Видя эту всеобщую покорность и холопство русских вельмож, Бирон не церемонился с ними. Он открыто презирал их. Как сказал современник, этот внук конюха «с людьми обращался, как с лошадьми, а с лошадьми, как с людьми». Бирона как-то сильно растрясло, когда он проезжал по мосту в карете. Приехав в Сенат, он объявил сенаторам: если мост не починят, он положит самих сенаторов под колеса своего экипажа. Во время обедов во дворце Бирона главной забавой его детей было поливать чернилами платья гостей или, пробегая, сдергивать парики. Старший сын, Карл, париками не ограничивался – бегал по залам с бичом в руках и ловко хлестал по икрам приглашенных вельмож. Тем, кто возмущался, Бирон говорил: «Можете не появляться больше ко двору». Умные молчали, терпели и усердно исполняли отечественную гимнастику: «Ниже поклонишься – выше поднимешься».
Для охраны «спокойствия и порядка» в стране усердно работала Тайная канцелярия розыскных дел. За любое выражение недовольства Государыней или Бироном рвали язык или ноздри и гнали в ссылку. Даже за ошибку в написании титула Государыни могли вырвать язык, конфисковать имущество и отправить в Сибирь.
«Успешный менеджер» Бирон понял, что атмосфера постоянного страха цементирует рабскую преданность власти. Впоследствии Бирон будет поучать Императора Петра Третьего: «Ваше Величество, вы слишком добры. Здесь это опасно. Здесь надо править кнутом или топором. Только тогда все довольны».
Но кроме страха был еще один канат, привязывавший верхушку дворянства к Бирону.
Всеобщая коррупция
У верхушки общества возникла проблема. При Петре Первом вельможи, показывая свое благосостояние и щедрость, закатывали роскошные пиры. Пиры эти хозяину много не стоили – продукты он получал из своих обширных имений. Теперь же, чтобы поддержать престиж, требовались деньги. Роскошные кареты, туалеты жен и самих вельмож – на это доходов с имений не хватало. Надо было брать взятки, обирать казну или продавать собственность… При Петре Великом наказания за взятки были повседневностью. Царь безуспешно, но непрерывно боролся с ними. Взяточника ждали в лучшем случае петровская дубинка или ссылка с конфискацией имущества. Но часто – плаха. При Бироне наказания за взятки стали редкими. Взяточников разоблачали, только когда следовало расправиться с политическим противником. Взятки и коррупция – часть жизни Государства. «Трудом праведным не наживешь палат каменных» – говорила народная пословица.
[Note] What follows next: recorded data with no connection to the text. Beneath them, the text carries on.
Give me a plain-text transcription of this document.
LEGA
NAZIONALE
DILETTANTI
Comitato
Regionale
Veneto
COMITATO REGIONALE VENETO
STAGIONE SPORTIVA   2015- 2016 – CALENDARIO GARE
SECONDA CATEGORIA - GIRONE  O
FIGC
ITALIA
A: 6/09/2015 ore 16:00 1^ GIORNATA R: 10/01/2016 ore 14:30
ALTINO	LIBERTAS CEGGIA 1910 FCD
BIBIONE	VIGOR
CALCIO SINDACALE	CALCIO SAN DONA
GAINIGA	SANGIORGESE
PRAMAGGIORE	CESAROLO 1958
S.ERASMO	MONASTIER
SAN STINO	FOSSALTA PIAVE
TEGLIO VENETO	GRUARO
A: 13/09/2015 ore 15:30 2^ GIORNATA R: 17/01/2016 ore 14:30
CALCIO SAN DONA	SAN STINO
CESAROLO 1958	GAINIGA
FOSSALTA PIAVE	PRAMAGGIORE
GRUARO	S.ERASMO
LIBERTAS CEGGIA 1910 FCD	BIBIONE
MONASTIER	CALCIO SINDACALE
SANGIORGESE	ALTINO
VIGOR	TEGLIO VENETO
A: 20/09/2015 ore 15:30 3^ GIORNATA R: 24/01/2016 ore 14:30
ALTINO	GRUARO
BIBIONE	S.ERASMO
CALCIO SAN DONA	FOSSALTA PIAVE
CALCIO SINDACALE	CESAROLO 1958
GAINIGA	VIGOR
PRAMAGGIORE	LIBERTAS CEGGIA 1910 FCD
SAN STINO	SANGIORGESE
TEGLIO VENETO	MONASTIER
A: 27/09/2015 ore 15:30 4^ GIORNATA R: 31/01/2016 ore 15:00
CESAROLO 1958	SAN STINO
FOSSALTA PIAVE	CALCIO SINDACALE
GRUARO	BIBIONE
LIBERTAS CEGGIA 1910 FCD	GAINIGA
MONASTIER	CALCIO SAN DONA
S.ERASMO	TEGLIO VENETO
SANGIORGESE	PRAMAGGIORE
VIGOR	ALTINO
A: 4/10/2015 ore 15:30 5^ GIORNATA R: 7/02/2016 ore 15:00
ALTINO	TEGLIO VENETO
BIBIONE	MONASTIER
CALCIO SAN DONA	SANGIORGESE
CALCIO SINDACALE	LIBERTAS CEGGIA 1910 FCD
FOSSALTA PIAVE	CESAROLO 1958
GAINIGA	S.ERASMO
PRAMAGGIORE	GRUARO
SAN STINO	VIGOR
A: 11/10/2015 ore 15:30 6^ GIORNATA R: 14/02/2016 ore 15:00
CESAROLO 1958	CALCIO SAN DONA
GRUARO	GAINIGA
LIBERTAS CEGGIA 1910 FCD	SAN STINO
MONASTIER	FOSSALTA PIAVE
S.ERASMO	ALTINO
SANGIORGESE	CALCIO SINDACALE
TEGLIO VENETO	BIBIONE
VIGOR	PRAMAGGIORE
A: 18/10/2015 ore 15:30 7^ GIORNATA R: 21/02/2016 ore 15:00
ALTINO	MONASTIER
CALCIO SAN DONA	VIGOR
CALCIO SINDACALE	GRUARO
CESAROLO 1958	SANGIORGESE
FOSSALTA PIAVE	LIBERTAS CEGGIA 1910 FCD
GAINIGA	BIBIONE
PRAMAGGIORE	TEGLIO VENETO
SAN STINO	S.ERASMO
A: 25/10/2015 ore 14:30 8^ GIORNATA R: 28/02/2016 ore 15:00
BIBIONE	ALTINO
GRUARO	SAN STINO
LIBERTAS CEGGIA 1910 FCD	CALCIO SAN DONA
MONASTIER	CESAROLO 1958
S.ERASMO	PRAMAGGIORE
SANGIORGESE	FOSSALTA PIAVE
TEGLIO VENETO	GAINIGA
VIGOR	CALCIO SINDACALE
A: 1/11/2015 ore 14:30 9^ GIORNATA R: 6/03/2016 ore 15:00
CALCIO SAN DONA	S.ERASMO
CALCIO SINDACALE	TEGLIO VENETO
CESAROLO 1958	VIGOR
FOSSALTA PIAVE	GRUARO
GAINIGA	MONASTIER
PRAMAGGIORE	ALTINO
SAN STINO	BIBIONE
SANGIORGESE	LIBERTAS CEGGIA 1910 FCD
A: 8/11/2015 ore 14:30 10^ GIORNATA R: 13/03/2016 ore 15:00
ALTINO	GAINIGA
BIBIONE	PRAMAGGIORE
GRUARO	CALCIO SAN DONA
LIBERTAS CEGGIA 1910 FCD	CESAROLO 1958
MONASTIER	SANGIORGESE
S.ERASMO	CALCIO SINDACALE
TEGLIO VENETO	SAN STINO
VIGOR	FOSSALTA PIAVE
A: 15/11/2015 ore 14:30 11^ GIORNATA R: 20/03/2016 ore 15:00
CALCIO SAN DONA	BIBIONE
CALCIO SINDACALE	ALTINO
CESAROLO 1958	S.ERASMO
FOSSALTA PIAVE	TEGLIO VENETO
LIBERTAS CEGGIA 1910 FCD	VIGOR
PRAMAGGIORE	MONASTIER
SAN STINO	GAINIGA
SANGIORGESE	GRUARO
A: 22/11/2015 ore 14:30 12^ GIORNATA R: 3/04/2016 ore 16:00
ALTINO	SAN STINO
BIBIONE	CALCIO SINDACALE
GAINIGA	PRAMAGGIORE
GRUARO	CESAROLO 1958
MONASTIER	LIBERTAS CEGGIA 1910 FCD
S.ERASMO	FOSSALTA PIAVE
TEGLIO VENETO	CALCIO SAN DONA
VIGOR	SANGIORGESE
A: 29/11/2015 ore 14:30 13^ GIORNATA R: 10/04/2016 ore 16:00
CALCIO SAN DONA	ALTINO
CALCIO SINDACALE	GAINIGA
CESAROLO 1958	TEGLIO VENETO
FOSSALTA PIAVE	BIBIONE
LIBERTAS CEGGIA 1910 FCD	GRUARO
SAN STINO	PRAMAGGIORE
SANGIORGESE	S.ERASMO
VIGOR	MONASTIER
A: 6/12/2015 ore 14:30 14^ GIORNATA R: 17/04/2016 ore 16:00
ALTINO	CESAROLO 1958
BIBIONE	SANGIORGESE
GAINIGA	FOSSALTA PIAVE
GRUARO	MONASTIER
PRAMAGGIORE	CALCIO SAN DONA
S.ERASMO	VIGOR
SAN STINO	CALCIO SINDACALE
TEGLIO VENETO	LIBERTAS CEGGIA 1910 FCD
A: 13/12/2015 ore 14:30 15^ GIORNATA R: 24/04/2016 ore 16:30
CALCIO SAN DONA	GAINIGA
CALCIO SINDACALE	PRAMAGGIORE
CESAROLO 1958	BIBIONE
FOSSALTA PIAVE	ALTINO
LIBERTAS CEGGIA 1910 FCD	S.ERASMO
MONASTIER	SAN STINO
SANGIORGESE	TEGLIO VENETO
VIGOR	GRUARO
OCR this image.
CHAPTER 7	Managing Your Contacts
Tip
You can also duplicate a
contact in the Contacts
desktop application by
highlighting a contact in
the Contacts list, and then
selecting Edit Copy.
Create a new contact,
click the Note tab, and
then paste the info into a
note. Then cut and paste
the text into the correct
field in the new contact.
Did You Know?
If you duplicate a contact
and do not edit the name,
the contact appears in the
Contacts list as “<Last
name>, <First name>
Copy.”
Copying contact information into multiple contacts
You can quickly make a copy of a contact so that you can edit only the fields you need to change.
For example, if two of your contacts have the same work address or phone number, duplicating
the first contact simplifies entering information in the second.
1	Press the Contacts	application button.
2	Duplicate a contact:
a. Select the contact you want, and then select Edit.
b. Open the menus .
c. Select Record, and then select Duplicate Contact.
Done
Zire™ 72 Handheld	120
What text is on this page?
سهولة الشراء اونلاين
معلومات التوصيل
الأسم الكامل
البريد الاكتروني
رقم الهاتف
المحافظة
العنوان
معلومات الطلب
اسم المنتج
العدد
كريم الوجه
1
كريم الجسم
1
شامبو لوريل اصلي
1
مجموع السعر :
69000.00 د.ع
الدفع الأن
Всего-то и надо – быть верным Бирону, холопствовать. Все то же: «ниже поклонишься – выше поднимешься». Роскошь двора, воровство и коррупция вельмож, участников «сладкой жизни», помогали править Бирону.
Курляндский повелитель
Итак, через пару лет после восшествия Анны на престол столица была вновь перенесена в Петербург… Императрица очень не хотела покидать матушку Москву с родным Измайловом и добрым климатом и переселяться в построенный на болотах Петербург с его грозными наводнениями. Где, как напишет поэт,
Но фаворит настоял.
Возврат в Петербург был вызван отнюдь не страхом Бирона перед родовитейшим дворянством, обосновавшимся в Москве. Уже после первых ссылок Долгоруких и опалы Голицына высшее сословие пребывало в покорности. Все было проще. Бирон начал битву за главную мечту жизни – стать повелителем на родине, где прозябали в ничтожестве его предки. Он хотел быть поближе к родным местам – к Курляндии, откуда продолжал течь поток эмигрантов на выгодные должности в Россию. Бирон подкупал их, сажая на самые хлебосольные места. Но тщетно – курляндское дворянство упорно не хотело видеть его своим герцогом. Курляндским герцогом был в это время старый Фердинанд, дядя покойного мужа Анны Иоанновны.
Бирон ждал. Он знал: как только старик умрет, трехсоттысячная русская армия и мощь Государства величиной с полсвета научат курляндцев, как сделать правильный выбор.
Так и случилось. Реальная угроза могучего детища Петра – русской армии – «уговорила» курляндское дворянство. Безродный Бирон стал курляндским герцогом. Теперь слухи о том, что «придворный еврей» Липман оказывает на Бирона влияние, были ни к чему. И новый герцог поработал над своим имиджем. Последовали его первые указы: «чтобы все евреи, уплатив налоги, покинули герцогство ко Дню святого Иоанна – 8 марта 1740 года».
А как же Липман? Он остался на всех своих должностях. Бирон мог сказать то, что впоследствии сформулировал другой немец, Геринг: «Это я буду определять, кто у нас еврей, а кто нет».